International Data Transfers
Our primary operations are in Thailand, but performance testing sometimes involves international collaboration or infrastructure. If your data is transferred outside Thailand, we ensure appropriate safeguards:
- We only transfer data to countries with adequate data protection laws or under specific legal frameworks
- Contractual agreements with international partners include data protection clauses
- Technical measures like encryption protect data during transfer and storage
- You can request information about where your specific data is stored at any time
For clients in the European Union or other regions with specific data protection requirements, we can implement additional safeguards as needed.
Cookies and Tracking
Our website uses cookies to function properly and improve your experience. Here's what you should know:
Essential Cookies
These are necessary for the website to work. They enable basic functions like page navigation, secure access to restricted areas, and form submissions. You can't opt out of these without losing functionality.
Analytics Cookies
We use these to understand how visitors interact with our website. This helps us identify confusing navigation, slow-loading pages, and opportunities to improve. The data is aggregated and anonymous.
Managing Cookie Preferences
Most browsers let you control cookies through settings. You can refuse cookies, delete existing ones, or receive notifications when new cookies are set. Keep in mind that disabling cookies may affect site functionality.
Children's Privacy
Our services are designed for businesses and professional users.
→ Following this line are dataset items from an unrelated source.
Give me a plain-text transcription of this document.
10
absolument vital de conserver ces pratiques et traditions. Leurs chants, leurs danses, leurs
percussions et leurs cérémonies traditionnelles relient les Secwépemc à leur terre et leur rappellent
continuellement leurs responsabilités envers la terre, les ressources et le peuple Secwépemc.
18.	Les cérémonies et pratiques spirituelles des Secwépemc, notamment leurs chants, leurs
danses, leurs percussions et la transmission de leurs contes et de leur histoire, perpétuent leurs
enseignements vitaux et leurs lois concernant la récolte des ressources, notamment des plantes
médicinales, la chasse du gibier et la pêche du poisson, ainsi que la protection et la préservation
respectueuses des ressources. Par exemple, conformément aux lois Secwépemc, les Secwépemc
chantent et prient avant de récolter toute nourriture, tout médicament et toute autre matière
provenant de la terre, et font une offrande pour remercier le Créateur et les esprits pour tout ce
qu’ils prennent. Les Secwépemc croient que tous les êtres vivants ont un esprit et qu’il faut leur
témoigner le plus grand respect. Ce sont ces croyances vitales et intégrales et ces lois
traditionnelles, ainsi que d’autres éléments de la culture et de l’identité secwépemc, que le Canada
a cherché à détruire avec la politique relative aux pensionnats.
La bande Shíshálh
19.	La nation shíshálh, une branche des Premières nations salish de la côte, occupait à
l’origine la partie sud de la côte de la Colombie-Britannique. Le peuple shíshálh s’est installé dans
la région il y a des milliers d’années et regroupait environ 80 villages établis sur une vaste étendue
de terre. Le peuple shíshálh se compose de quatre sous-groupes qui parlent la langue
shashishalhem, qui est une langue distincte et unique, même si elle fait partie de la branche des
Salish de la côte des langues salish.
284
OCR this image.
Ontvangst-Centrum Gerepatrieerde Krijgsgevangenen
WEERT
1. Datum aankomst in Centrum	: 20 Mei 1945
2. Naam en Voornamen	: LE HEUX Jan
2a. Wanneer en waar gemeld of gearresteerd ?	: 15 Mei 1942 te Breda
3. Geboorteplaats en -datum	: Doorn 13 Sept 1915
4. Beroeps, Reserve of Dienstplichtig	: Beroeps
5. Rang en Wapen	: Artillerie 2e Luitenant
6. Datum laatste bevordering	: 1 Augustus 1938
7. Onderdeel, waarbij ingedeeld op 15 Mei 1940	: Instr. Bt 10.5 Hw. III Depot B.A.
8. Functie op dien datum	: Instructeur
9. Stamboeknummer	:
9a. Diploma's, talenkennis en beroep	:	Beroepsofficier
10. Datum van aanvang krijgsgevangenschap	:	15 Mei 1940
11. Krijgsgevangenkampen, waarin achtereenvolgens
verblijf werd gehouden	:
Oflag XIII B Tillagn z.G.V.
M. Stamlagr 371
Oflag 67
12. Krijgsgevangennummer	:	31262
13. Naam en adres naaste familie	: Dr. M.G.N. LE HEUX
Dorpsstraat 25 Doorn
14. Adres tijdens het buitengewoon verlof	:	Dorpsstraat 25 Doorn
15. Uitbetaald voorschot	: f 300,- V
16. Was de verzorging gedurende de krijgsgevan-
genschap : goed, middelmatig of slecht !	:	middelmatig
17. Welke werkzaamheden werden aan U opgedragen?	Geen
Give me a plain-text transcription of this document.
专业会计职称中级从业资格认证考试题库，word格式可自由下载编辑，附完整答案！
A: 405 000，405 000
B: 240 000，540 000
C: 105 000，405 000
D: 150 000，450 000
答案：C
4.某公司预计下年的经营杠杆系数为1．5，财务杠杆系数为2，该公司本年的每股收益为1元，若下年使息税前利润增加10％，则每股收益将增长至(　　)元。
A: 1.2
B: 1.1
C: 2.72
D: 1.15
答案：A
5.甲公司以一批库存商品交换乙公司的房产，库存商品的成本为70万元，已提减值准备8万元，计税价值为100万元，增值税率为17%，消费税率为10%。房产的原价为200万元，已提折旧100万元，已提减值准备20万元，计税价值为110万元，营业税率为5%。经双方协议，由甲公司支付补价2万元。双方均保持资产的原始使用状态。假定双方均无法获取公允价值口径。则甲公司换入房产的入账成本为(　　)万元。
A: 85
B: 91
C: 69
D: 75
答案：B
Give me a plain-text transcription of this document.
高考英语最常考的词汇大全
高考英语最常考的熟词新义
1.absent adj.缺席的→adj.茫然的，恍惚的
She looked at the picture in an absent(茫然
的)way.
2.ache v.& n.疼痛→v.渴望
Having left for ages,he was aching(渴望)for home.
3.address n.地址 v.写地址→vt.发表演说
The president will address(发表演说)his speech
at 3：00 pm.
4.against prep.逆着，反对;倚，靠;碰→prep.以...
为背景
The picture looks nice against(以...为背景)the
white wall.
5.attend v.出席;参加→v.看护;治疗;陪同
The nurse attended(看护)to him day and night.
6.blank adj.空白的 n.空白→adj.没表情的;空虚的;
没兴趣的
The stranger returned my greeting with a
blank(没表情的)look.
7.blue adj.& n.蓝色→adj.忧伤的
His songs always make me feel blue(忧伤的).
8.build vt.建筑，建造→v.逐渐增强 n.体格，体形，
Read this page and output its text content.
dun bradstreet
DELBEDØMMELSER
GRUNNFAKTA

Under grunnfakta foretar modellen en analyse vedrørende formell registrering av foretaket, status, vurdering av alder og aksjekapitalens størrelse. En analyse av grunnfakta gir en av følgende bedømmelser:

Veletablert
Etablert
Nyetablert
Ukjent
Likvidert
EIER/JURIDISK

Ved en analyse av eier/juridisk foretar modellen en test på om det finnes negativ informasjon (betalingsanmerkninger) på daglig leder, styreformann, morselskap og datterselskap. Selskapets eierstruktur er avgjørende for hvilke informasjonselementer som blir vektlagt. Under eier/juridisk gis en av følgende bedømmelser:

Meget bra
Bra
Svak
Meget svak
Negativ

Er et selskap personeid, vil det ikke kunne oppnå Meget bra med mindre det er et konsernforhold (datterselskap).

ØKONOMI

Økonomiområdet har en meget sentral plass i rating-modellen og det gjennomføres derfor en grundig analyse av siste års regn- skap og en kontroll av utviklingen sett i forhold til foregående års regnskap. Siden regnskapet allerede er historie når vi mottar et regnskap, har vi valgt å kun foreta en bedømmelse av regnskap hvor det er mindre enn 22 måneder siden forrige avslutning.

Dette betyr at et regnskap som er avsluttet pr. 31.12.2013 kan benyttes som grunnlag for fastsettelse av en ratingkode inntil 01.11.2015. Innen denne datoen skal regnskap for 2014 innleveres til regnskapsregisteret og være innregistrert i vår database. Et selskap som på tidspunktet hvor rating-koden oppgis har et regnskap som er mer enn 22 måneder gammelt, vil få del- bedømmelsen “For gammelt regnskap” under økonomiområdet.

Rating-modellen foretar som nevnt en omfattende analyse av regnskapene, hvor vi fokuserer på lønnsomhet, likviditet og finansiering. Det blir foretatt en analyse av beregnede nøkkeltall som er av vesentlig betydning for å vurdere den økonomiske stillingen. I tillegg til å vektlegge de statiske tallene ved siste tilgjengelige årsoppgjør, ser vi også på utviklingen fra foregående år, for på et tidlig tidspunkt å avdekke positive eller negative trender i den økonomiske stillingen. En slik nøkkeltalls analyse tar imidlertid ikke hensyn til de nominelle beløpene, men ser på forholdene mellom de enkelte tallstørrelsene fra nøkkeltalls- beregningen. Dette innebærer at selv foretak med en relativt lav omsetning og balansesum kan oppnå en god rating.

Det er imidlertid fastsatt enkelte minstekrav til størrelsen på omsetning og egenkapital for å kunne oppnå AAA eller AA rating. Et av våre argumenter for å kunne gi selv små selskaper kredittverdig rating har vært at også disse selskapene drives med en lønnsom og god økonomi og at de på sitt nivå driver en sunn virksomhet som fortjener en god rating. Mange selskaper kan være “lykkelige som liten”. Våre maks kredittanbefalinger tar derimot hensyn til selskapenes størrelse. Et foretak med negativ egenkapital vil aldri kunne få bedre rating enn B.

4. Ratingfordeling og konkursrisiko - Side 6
We don't knowingly collect information from individuals under 18 years of age. If we discover we've inadvertently collected such information, we'll delete it promptly.
Changes to This Policy
We update this privacy policy occasionally to reflect changes in our practices, technology, or legal requirements. When we make significant changes, we'll notify you by email or through a prominent notice on our website.
The "Last Updated" date at the top shows when the current version took effect. We recommend reviewing this policy periodically, especially if you're a long-term client.
If changes affect how we handle information we've already collected, we'll seek your consent before applying the new practices to your existing data.